If you do sign with a publisher, and if you the author choose not to worry about a sensitivity reader and the publisher does and this results in a disagreement, then presumably you work together to solve it as you would any disagreement that crops up during the editing process. I mean…that’s kind of what the editing process is about.
And I do think publishers–or at least publishers of books for young readers–should at least think about sensitivity concerns. I think they should utilize sensitivity readers and consider very carefully the feedback those readers give. For one thing, public opinion can impact sales, and using sensitivity readers can help identify potential issues before the book gets to print, which is just better for everyone.

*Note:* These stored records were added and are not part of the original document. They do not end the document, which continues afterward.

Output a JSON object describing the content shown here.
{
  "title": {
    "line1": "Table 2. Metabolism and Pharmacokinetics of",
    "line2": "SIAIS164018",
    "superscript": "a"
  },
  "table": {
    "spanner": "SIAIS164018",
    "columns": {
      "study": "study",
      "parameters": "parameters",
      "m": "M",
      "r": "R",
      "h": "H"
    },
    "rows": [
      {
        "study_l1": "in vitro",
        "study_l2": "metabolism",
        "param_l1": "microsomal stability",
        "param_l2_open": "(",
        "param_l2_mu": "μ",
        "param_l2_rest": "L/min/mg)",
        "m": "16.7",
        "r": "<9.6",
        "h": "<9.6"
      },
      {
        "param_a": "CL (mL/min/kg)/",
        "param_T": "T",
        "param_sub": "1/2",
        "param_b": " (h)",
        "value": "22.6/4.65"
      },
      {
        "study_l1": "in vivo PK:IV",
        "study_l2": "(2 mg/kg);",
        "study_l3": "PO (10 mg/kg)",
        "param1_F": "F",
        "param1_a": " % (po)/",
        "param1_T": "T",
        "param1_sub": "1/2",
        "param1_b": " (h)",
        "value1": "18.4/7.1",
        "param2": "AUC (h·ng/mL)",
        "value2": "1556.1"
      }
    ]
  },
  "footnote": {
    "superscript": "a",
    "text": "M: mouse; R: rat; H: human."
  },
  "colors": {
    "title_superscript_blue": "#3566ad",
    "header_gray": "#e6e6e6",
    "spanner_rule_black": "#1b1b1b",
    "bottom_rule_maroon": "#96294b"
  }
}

But more importantly than that, in a perfect world, publishers of books for kids should be concerned with more than the bottom line. They should be concerned with doing right by their readers, and doing their best to be sure that the books they publish don’t perpetuate stereotypes or include potentially damaging elements. And even though what constitutes “harmful” is not always a clear-cut matter–look at any book that’s caused any kind of controversy in this way and you’ll find conflicting opinions–I think it’s incumbent upon publishers to think critically and seek informed voices and opinions to aid in making their decisions when in one of those potentially gray areas. The point isn’t to never ever offend anyone ever–because again, impossible–but to do due diligence and make informed editorial decisions before the book goes to print.
And if you’re still reading after all that, hey, thanks.